Just google the term "$5 Indians" and you can begin to uncover the truth about yourself that has been hidden all these years!
Now, why is that important? I'm glad you asked!
Relaxing or straightening our hair was a cultural custom that was practiced and passed down from generation to generation long before any Native American (black Indians) saw a white face on their land. So there is no way we could be trying to look white!
The modern relaxer originated from the "The Conk" which came from "Congolene", a hair straightening gel made by combining eggs, potatoes, and lye. This hair style was very popular with black men in the 1920's up to the 1960's, (some of ya'll held on to it a little longer, but that's ok!)
So how did our ancestors create this "lye"product?
Long before colonizers came, the Native Americans used a process called Nixtamalization to treat maize (corn) to make the product called hominy.
Our ancestors discovered that by soaking the corn in a solution called lime or woodash lye water, it would soften or burn the hulls of corn kernels. They soon discovered that this lye could be used for many things.
For example, they found that by using the lye water on the bark of a tree, it would soften the fibers and remove the sap that would make the bark hard.
After boiling the strips of bark and shaving them down to small pieces the bark fibers could be used to make all kinds of things like ropes, lines, nets, mats, baskets, bags, belts, straps, and shoes just to name a few.

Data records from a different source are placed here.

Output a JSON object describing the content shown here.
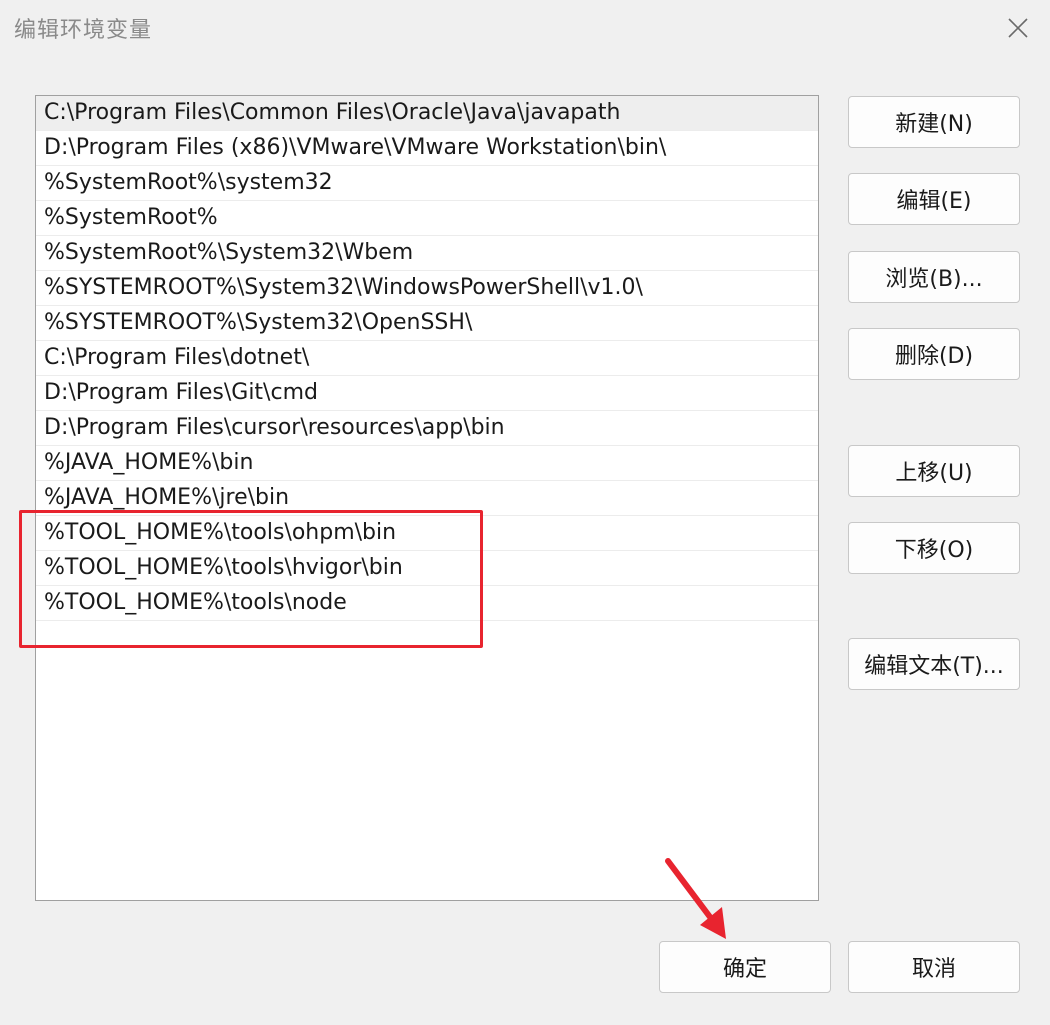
{
  "window": {
    "title": "编辑环境变量",
    "close_icon": "close-icon"
  },
  "path_list": {
    "items": [
      "C:\\Program Files\\Common Files\\Oracle\\Java\\javapath",
      "D:\\Program Files (x86)\\VMware\\VMware Workstation\\bin\\",
      "%SystemRoot%\\system32",
      "%SystemRoot%",
      "%SystemRoot%\\System32\\Wbem",
      "%SYSTEMROOT%\\System32\\WindowsPowerShell\\v1.0\\",
      "%SYSTEMROOT%\\System32\\OpenSSH\\",
      "C:\\Program Files\\dotnet\\",
      "D:\\Program Files\\Git\\cmd",
      "D:\\Program Files\\cursor\\resources\\app\\bin",
      "%JAVA_HOME%\\bin",
      "%JAVA_HOME%\\jre\\bin",
      "%TOOL_HOME%\\tools\\ohpm\\bin",
      "%TOOL_HOME%\\tools\\hvigor\\bin",
      "%TOOL_HOME%\\tools\\node"
    ],
    "selected_index": 0
  },
  "buttons": {
    "new": "新建(N)",
    "edit": "编辑(E)",
    "browse": "浏览(B)...",
    "delete": "删除(D)",
    "move_up": "上移(U)",
    "move_down": "下移(O)",
    "edit_text": "编辑文本(T)...",
    "ok": "确定",
    "cancel": "取消"
  },
  "annotations": {
    "highlight_color": "#e8242f",
    "arrow_color": "#e8242f"
  }
}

Their was an ancient custom that was famous with several of the Southern tribes where they would take this lye water and create a hair gel by mixing eggs and potato to obtain certain hair styles for religious or cultural practices.
After the colonizers invaded and took over the land, they created several laws that prohibited any of these tribes from practicing their religious or cultural customs and pretty much, if not all or the majority of their culture was lost due to slavery.
Eventually, this practice of relaxing the hair was passed down with out really knowing where it came from.
Fast forward to 1910 and we learn that Garrett Morgan aka "Big Chief Mason", was the first to take out a patent on the first hair straightening product later known as the relaxer.
It is important to remember the name "Big Chief Mason". Why? Because Garrett Morgan always claimed his heritage as full blooded indian from Walpole Island.
Some how this tradition of straightening the hair was passed down to Garrett who often used the product on himself and was smart enough to take advantage of this knowledge by taking out a patent on it.
He is also responsible for the creation of other amazing inventions like the three point traffic light, the smoke hood, and many other devices he invented that helped modernize America.
History tells us this straightening product was invented by Garrett, but unbeknownst to many, it was already being used among many of the southern "people of color" years prior.
The majority of Europeans and other cultures who immigrated to America only became familiar with the hairstyle and product through the Hollywood movie and media scene that was established in 1923.
Many became aware of this product and the relaxed hair style because of the newly found mass media outlets. The style was worn in just about every film and musical.
Many so called "Blacks" learned the tradition from their barber or father growing up, but many lost knowledge of its early usage among many of the Native American Tribes.
So you still think that by relaxing your hair, you're trying to look white and you don't want to embrace your natural hair? If you do, you are sadly mistaken. Now you know that straightening our hair was a cultural practice being done long before European immigrants came to this land.